Они расстались, когда мне было лет пять. Помню день и в нем большой чемодан, мягкий, с блестящими бляхами. И рядом с этим чемоданом — фигура, пахнущая новыми детскими книгами, столовскими пирожками и дешевым вином. Разумеется, я тогда ничего не понимал, однако смутные предчувствия меня отстранили от отца.

Может быть, это было моим первым предательством?

Отец присел передо мной, у него были больные, слезящиеся глаза неудачника, что-то нетвердо проговорил, потянулся за чемоданом… Прекрасный мягкий чемодан с блестящими бляхами, покачиваясь, проплыл мимо моего носа.

Через несколько минут за окном прозвенел трамвай. Тогда мы жили в большом городе и остановка была рядом с нашим домом, и отцу повезло, что так удачно подвернулся трамвай. Хотя, надо заметить, он ненавидел этот шальной вид транспорта. Когда забирал меня из детского сада, мы брели через весь, кажется, город, заходя во всевозможные книжные магазины и закусочные. Книжки были нарядные, с картинками, я рассматривал картинки и пил сок.
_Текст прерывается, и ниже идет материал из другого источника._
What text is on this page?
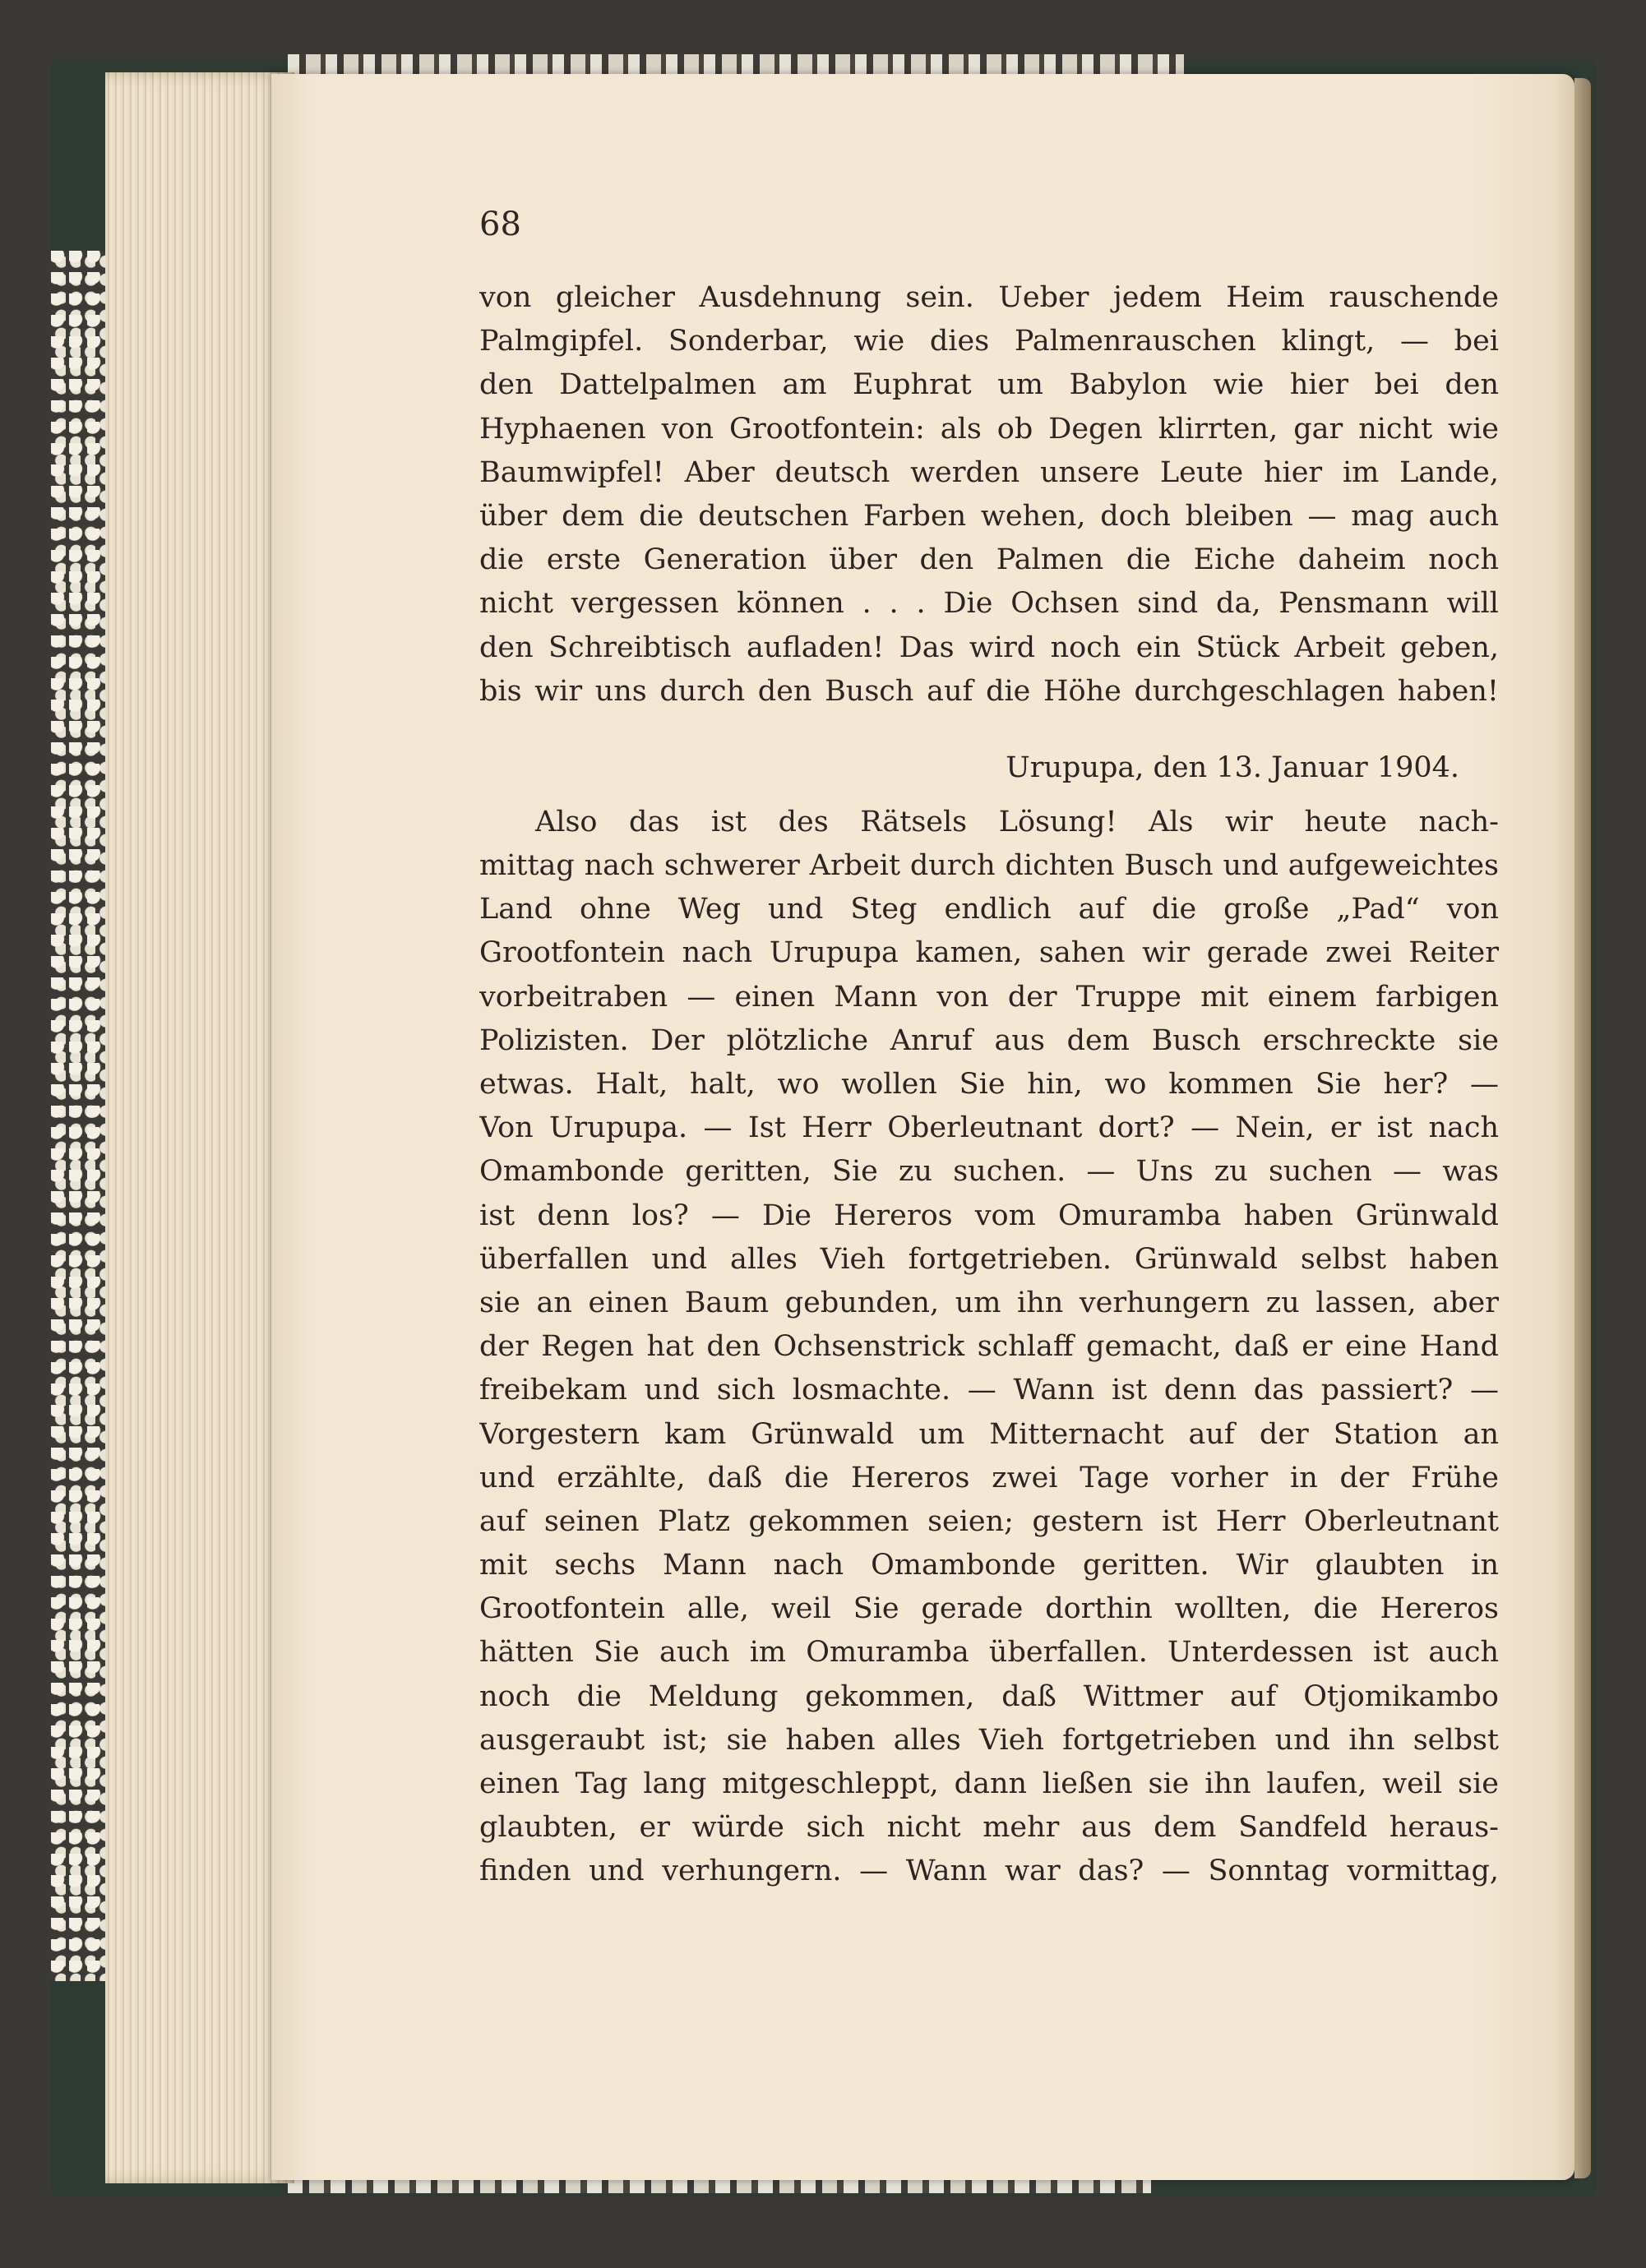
68
von gleicher Ausdehnung sein. Ueber jedem Heim rauschende
Palmgipfel. Sonderbar, wie dies Palmenrauschen klingt, — bei
den Dattelpalmen am Euphrat um Babylon wie hier bei den
Hyphaenen von Grootfontein: als ob Degen klirrten, gar nicht wie
Baumwipfel! Aber deutsch werden unsere Leute hier im Lande,
über dem die deutschen Farben wehen, doch bleiben — mag auch
die erste Generation über den Palmen die Eiche daheim noch
nicht vergessen können . . . Die Ochsen sind da, Pensmann will
den Schreibtisch aufladen! Das wird noch ein Stück Arbeit geben,
bis wir uns durch den Busch auf die Höhe durchgeschlagen haben!
Urupupa, den 13. Januar 1904.
Also das ist des Rätsels Lösung! Als wir heute nach-
mittag nach schwerer Arbeit durch dichten Busch und aufgeweichtes
Land ohne Weg und Steg endlich auf die große „Pad“ von
Grootfontein nach Urupupa kamen, sahen wir gerade zwei Reiter
vorbeitraben — einen Mann von der Truppe mit einem farbigen
Polizisten. Der plötzliche Anruf aus dem Busch erschreckte sie
etwas. Halt, halt, wo wollen Sie hin, wo kommen Sie her? —
Von Urupupa. — Ist Herr Oberleutnant dort? — Nein, er ist nach
Omambonde geritten, Sie zu suchen. — Uns zu suchen — was
ist denn los? — Die Hereros vom Omuramba haben Grünwald
überfallen und alles Vieh fortgetrieben. Grünwald selbst haben
sie an einen Baum gebunden, um ihn verhungern zu lassen, aber
der Regen hat den Ochsenstrick schlaff gemacht, daß er eine Hand
freibekam und sich losmachte. — Wann ist denn das passiert? —
Vorgestern kam Grünwald um Mitternacht auf der Station an
und erzählte, daß die Hereros zwei Tage vorher in der Frühe
auf seinen Platz gekommen seien; gestern ist Herr Oberleutnant
mit sechs Mann nach Omambonde geritten. Wir glaubten in
Grootfontein alle, weil Sie gerade dorthin wollten, die Hereros
hätten Sie auch im Omuramba überfallen. Unterdessen ist auch
noch die Meldung gekommen, daß Wittmer auf Otjomikambo
ausgeraubt ist; sie haben alles Vieh fortgetrieben und ihn selbst
einen Tag lang mitgeschleppt, dann ließen sie ihn laufen, weil sie
glaubten, er würde sich nicht mehr aus dem Sandfeld heraus-
finden und verhungern. — Wann war das? — Sonntag vormittag,
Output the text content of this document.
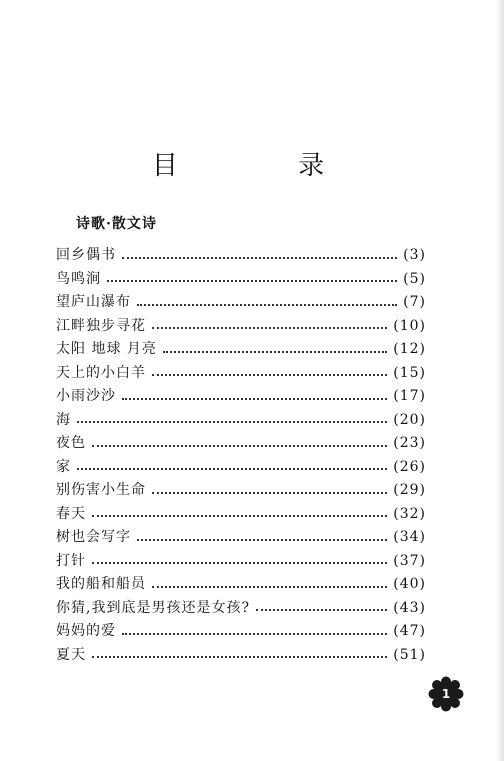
目 录
诗歌·散文诗
回乡偶书	(3)
鸟鸣涧	(5)
望庐山瀑布	(7)
江畔独步寻花	(10)
太阳 地球 月亮	(12)
天上的小白羊	(15)
小雨沙沙	(17)
海	(20)
夜色	(23)
家	(26)
别伤害小生命	(29)
春天	(32)
树也会写字	(34)
打针	(37)
我的船和船员	(40)
你猜,我到底是男孩还是女孩?	(43)
妈妈的爱	(47)
夏天	(51)
1
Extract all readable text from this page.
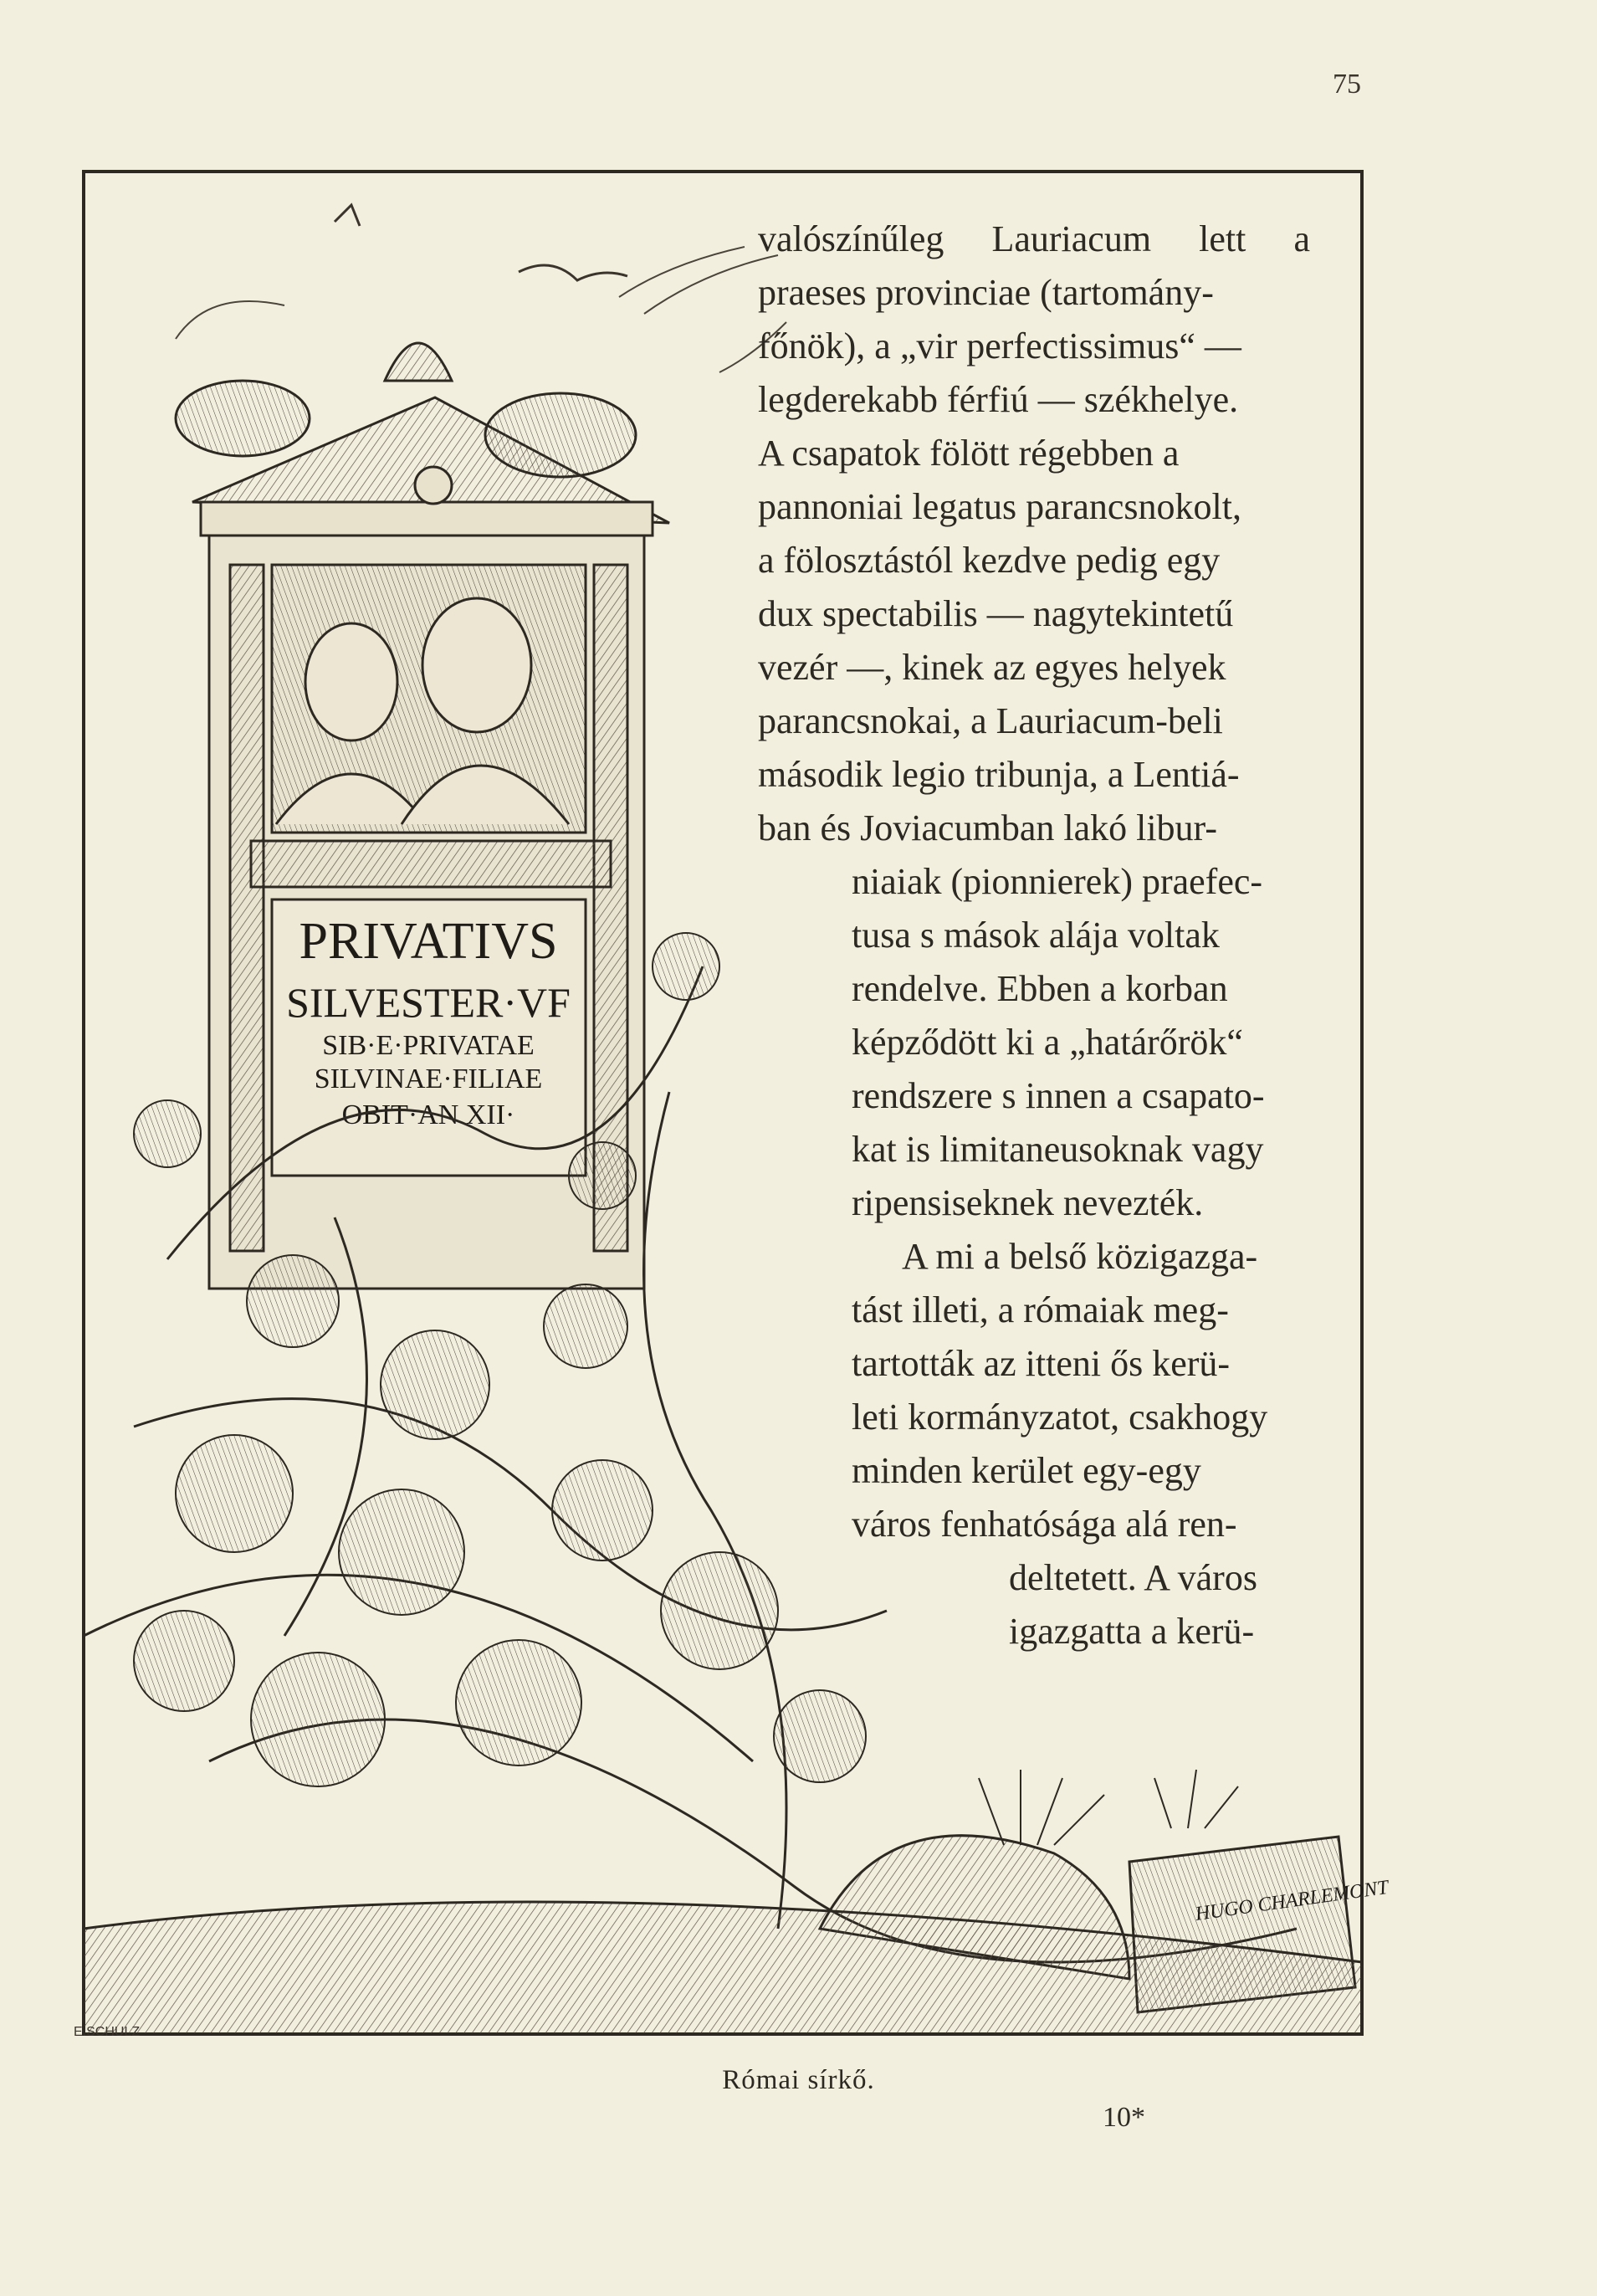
75
PRIVATIVS
SILVESTER·VF
SIB·E·PRIVATAE
SILVINAE·FILIAE
OBIT·AN XII·
HUGO CHARLEMONT
E.SCHULZ
valószínűleg Lauriacum lett a
praeses provinciae (tartomány-
főnök), a „vir perfectissimus“ —
legderekabb férfiú — székhelye.
A csapatok fölött régebben a
pannoniai legatus parancsnokolt,
a fölosztástól kezdve pedig egy
dux spectabilis — nagytekintetű
vezér —, kinek az egyes helyek
parancsnokai, a Lauriacum-beli
második legio tribunja, a Lentiá-
ban és Joviacumban lakó libur-
niaiak (pionnierek) praefec-
tusa s mások alája voltak
rendelve. Ebben a korban
képződött ki a „határőrök“
rendszere s innen a csapato-
kat is limitaneusoknak vagy
ripensiseknek nevezték.
A mi a belső közigazga-
tást illeti, a rómaiak meg-
tartották az itteni ős kerü-
leti kormányzatot, csakhogy
minden kerület egy-egy
város fenhatósága alá ren-
deltetett. A város
igazgatta a kerü-
Római sírkő.
10*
Путь наш был долгий, а закусочных много. В результате домой не отец меня провожал, я — его. Если дома не было мамы, мы с ним после утомительного похода валились в одежде на диван и засыпали, как убитые. Для дивана это кончалось плачевно. Наверное, сок слишком разбавляли водой. В конце концов, как я понимаю, маме надоело сушить диван, и она выгнала отца. И странно — я тут же прекратил терроризировать мебель. Мне снились мягкие и теплые сны, что не мешал, впрочем, подниматься и, натыкаясь на тяжелые сундуки, выходить на мокрое от росы крыльцо. Тогда мы жили на даче у деда, пока менялась городская однокомнатная квартирка. Я выходил на холодное крыльцо и, глазея в предрассветную муть, пускал из себя телесную струйку. Лужица в пыли парила и пенилась… Мне было около пяти. А память хранит — и предрассветный холод под босыми ногами, и изморозь на перилах, и смутное чувство тревоги перед новым наступающим днем, и блаженный уютный покой под стеганым одеялом.

Когда я собирался в первый класс, появился Лаптев. Мама попыталась приучить меня к мысли, что это мой настоящий папа. Как-то не случилось. От Лаптева исходила уверенность, сила, он делал поступки, тем самым отталкивая меня. Он уверенно наступал на мир и людей, он умел торговать, все подчинялось его воле.

Потом мама родила девочку, её назвали Юлия, а я её называл Ю, она была пухленькая пышечка и напоминала именно эту букву алфавита. Ю была как бы моей сестричкой. Она пожила три года, восемь месяцев, одиннадцать дней и умерла.